Mój drogi, zupełnie "na chłodno" to dokładnie to wyglada tak:RafalJyot pisze: Nie wiem czy jestem miłym forumowiczem, dla mnie tutaj dylematu nie ma, gdyż nie należe do grupy sentymentalistów. Sprawa na chłodno wygląda następująco:
Taki wyjazd do świątynii, w skali wielu żyć i z perspektywy duchowej jest tak potężnie uświęcający, iż ciężar papa (grzech), który się nagromadzi w związku z asatya (zlamanie zasady prawdomownosci) jest niemalże równy zeru.
Art. 286. § 1. KK - Kto, w celu osiągnięcia korzyści majątkowej, doprowadza inną osobę do niekorzystnego rozporządzenia własnym lub cudzym mieniem za pomocą wprowadzenia jej w błąd albo wyzyskania błędu lub niezdolności do należytego pojmowania przedsiębranego działania,
podlega karze pozbawienia wolności od 6 miesięcy do lat 8.
---
Bardzo fajnie niektóre osoby napisały: że można po prostu zarobić czy też udać się do kogoś bliskiego i pozyczyć, a następnie molestować rodziców aby oddali pieniądze. Bardzo sprytne rozwiązanie i nieszkodliwe:)
Ale niestety jest mi bardzo trudno zgodzić się z Rafałem.
Kłamstwo bedzie zawsze kłamstwem, a dziewczyna nie musi przecież jechać do światyni.
Kryszna przecież się nie obrazi (tak myślę) jak będzie mantrować w domu czy słuchać wykładów z radia wisznawa.
Po drugie to, że teraz nie pojedzie, nie będzie wcale przekreślać jej drogi ku wyzwoleniu, wręcz uważam, że będzie przeciwnie.
W pewnym momencie bedzie miała tego dość i może porzucić rodzinę, która ją ogranicza.
Natomiast to co proponujesz może doprowadzić wręcz do jakiegoś wielkiego nieporozumienia.
Czyli, że co?
Jeśli pozyskanie pieniędzy wiązałoby się np. z zabiciem swojej mamy, to też nie byłoby grzechu?
A dziewczyna nie dostąpi wyzwolenia tylko dlatego, bo nie pojechała?!
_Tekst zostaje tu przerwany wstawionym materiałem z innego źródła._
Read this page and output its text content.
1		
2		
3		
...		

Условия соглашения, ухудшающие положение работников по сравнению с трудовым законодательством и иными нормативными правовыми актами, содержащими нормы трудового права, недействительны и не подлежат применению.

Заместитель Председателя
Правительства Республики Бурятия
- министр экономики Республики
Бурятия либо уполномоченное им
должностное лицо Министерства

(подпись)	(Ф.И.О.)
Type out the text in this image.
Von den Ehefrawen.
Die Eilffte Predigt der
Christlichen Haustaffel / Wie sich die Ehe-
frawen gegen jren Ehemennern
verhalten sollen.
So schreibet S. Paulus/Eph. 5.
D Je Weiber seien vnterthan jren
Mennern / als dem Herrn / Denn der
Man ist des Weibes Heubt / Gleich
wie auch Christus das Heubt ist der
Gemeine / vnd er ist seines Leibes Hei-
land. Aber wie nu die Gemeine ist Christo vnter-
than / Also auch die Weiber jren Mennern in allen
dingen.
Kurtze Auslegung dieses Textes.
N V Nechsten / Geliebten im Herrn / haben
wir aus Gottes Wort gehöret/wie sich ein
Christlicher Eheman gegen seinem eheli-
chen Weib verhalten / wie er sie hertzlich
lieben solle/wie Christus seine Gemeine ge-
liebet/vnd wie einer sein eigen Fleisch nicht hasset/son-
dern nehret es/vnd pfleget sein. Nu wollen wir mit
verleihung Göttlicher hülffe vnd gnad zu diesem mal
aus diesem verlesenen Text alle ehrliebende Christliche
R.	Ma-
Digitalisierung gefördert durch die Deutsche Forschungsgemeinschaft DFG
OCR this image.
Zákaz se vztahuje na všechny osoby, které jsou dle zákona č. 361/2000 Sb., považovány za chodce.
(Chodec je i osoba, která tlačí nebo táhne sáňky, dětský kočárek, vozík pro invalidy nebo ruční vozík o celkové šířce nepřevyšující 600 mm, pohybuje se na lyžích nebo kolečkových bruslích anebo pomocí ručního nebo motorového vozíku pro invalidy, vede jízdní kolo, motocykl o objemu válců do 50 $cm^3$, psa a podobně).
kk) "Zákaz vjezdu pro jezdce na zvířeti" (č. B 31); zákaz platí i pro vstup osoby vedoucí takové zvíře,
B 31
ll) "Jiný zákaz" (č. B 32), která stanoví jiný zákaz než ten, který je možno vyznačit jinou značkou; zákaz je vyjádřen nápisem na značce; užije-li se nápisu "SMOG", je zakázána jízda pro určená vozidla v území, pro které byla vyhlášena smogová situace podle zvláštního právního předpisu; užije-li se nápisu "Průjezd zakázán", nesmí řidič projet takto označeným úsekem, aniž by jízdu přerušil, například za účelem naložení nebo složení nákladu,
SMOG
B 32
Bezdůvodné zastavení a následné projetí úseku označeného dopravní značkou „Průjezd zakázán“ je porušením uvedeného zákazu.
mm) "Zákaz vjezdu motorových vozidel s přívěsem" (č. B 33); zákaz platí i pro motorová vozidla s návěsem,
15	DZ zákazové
Skoro zacząłem od zacytowania KK, to na zakończenie postu mam jeszcze jeden artykuł KK, który może przekonać rodziców:
Art. 194. Kto ogranicza człowieka w przysługujących mu prawach ze względu na jego przynależność wyznaniową albo bezwyznaniowość,
podlega grzywnie, karze ograniczenia wolności albo pozbawienia wolności do lat 2.